Lado A e Lado B

“Procuro despir-me do que aprendi, Procuro esquecer-me do modo de lembrar que me ensinaram, E raspar a tinta com que me pintaram os sentidos, Desencaixotar as minhas emoções verdadeiras, Desembrulhar-me e ser eu, não Alberto Caeiro, Mas um animal humano que a Natureza produziu.”

Fazendo-me valer desses lindos versos do alter ego de Fernando Pessoa sobre a construção da identidade humana, lembro que os da minha geração (e os que vieram antes dela) ainda se reconheciam dentro de uma linhagem familiar – este é filho de fulano, aquele é neto de beltrano, e isso por si só já denotava uma historicidade (ainda que positiva ou negativa).

O que não ocorre hoje, pois o que se percebe é um apagamento das origens e dos vínculos familiares, em um reducionismo digital que tende a nos transformar em simulacros de nós mesmos, ou como se costuma dizer nas Redes Sociais – nossos avatares. Mas afinal? Quem está com a razão? Caeiro que buscava o autoconhecimento através do esquecimento para se reconhecer, ou as novas gerações que buscam através do apagamento de suas origens, reconstruírem-se em um ambiente novo e idealizado?

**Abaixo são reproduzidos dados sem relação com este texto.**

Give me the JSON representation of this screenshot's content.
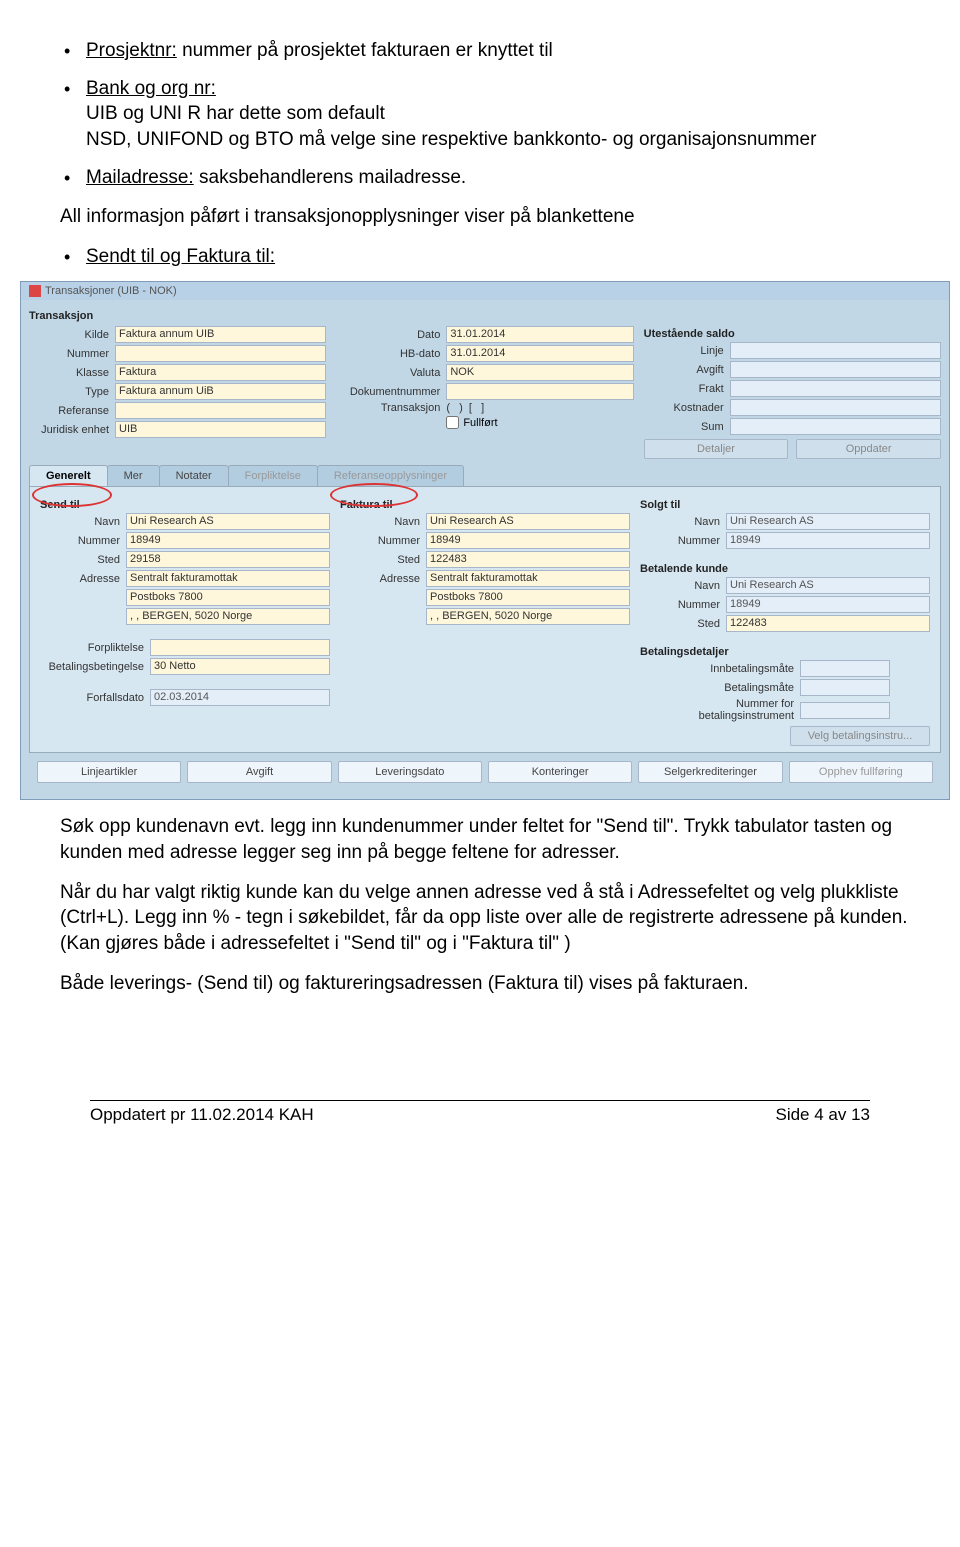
{
  "doc": {
    "bullet1_label": "Prosjektnr:",
    "bullet1_rest": " nummer på prosjektet fakturaen er knyttet til",
    "bullet2_label": "Bank og org nr:",
    "bullet2_l1": "UIB og UNI R har dette som default",
    "bullet2_l2": "NSD, UNIFOND og BTO må velge sine respektive bankkonto- og organisajonsnummer",
    "bullet3_label": "Mailadresse:",
    "bullet3_rest": " saksbehandlerens mailadresse.",
    "para1": "All informasjon påført i transaksjonopplysninger viser på blankettene",
    "bullet4": "Sendt til og Faktura til:",
    "para2": "Søk opp kundenavn evt. legg inn kundenummer under feltet for \"Send til\". Trykk tabulator tasten og kunden med adresse legger seg inn på begge feltene for adresser.",
    "para3": "Når du har valgt riktig kunde kan du velge annen adresse ved å stå i Adressefeltet og velg plukkliste (Ctrl+L). Legg inn % - tegn i søkebildet, får da opp liste over alle de registrerte adressene på kunden. (Kan gjøres både i adressefeltet i \"Send til\" og i \"Faktura til\" )",
    "para4": "Både leverings- (Send til) og faktureringsadressen (Faktura til) vises på fakturaen."
  },
  "shot": {
    "title": "Transaksjoner (UIB - NOK)",
    "transaksjon_head": "Transaksjon",
    "col1": {
      "kilde": {
        "lbl": "Kilde",
        "val": "Faktura annum UIB"
      },
      "nummer": {
        "lbl": "Nummer",
        "val": ""
      },
      "klasse": {
        "lbl": "Klasse",
        "val": "Faktura"
      },
      "type": {
        "lbl": "Type",
        "val": "Faktura annum UiB"
      },
      "referanse": {
        "lbl": "Referanse",
        "val": ""
      },
      "juridisk": {
        "lbl": "Juridisk enhet",
        "val": "UIB"
      }
    },
    "col2": {
      "dato": {
        "lbl": "Dato",
        "val": "31.01.2014"
      },
      "hbdato": {
        "lbl": "HB-dato",
        "val": "31.01.2014"
      },
      "valuta": {
        "lbl": "Valuta",
        "val": "NOK"
      },
      "doknr": {
        "lbl": "Dokumentnummer",
        "val": ""
      },
      "transaksjon": {
        "lbl": "Transaksjon"
      },
      "fullfort": "Fullført"
    },
    "col3_head": "Utestående saldo",
    "col3": {
      "linje": "Linje",
      "avgift": "Avgift",
      "frakt": "Frakt",
      "kostnader": "Kostnader",
      "sum": "Sum",
      "btn_detaljer": "Detaljer",
      "btn_oppdater": "Oppdater"
    },
    "tabs": {
      "generelt": "Generelt",
      "mer": "Mer",
      "notater": "Notater",
      "forpliktelse": "Forpliktelse",
      "refopp": "Referanseopplysninger"
    },
    "send_til_head": "Send til",
    "faktura_til_head": "Faktura til",
    "solgt_til_head": "Solgt til",
    "betalende_head": "Betalende kunde",
    "betdet_head": "Betalingsdetaljer",
    "fields": {
      "navn": "Navn",
      "nummer": "Nummer",
      "sted": "Sted",
      "adresse": "Adresse",
      "uniresearch": "Uni Research AS",
      "n18949": "18949",
      "sted29158": "29158",
      "sted122483": "122483",
      "adr1": "Sentralt fakturamottak",
      "adr2": "Postboks 7800",
      "adr3": ", , BERGEN, 5020 Norge",
      "forpliktelse": "Forpliktelse",
      "betbet": "Betalingsbetingelse",
      "betbet_val": "30 Netto",
      "forfall": "Forfallsdato",
      "forfall_val": "02.03.2014",
      "innbet": "Innbetalingsmåte",
      "betmate": "Betalingsmåte",
      "nrbet": "Nummer for betalingsinstrument",
      "velgbet": "Velg betalingsinstru..."
    },
    "translinks": {
      "l1": "Linjeartikler",
      "l2": "Avgift",
      "l3": "Leveringsdato",
      "l4": "Konteringer",
      "l5": "Selgerkrediteringer",
      "l6": "Opphev fullføring"
    }
  },
  "footer": {
    "left": "Oppdatert pr 11.02.2014 KAH",
    "right": "Side 4 av 13"
  }
}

A verdade é que, tal como na “Casa Velha” de que fala Rubem Alves, que de tantas demãos de tinta, esqueceu-se da origem nobre do seu Pinho de Riga, nós também somos o somatório de todas as palavras, ensinamentos, traumas e problemas com os quais fomos marcados durante nossa existência. E o grande problema é que, muitas das vezes, o lado bom de nosso espírito fica soterrado em camadas espessas de histórias que não são nossas, nem tampouco representam nossa essência.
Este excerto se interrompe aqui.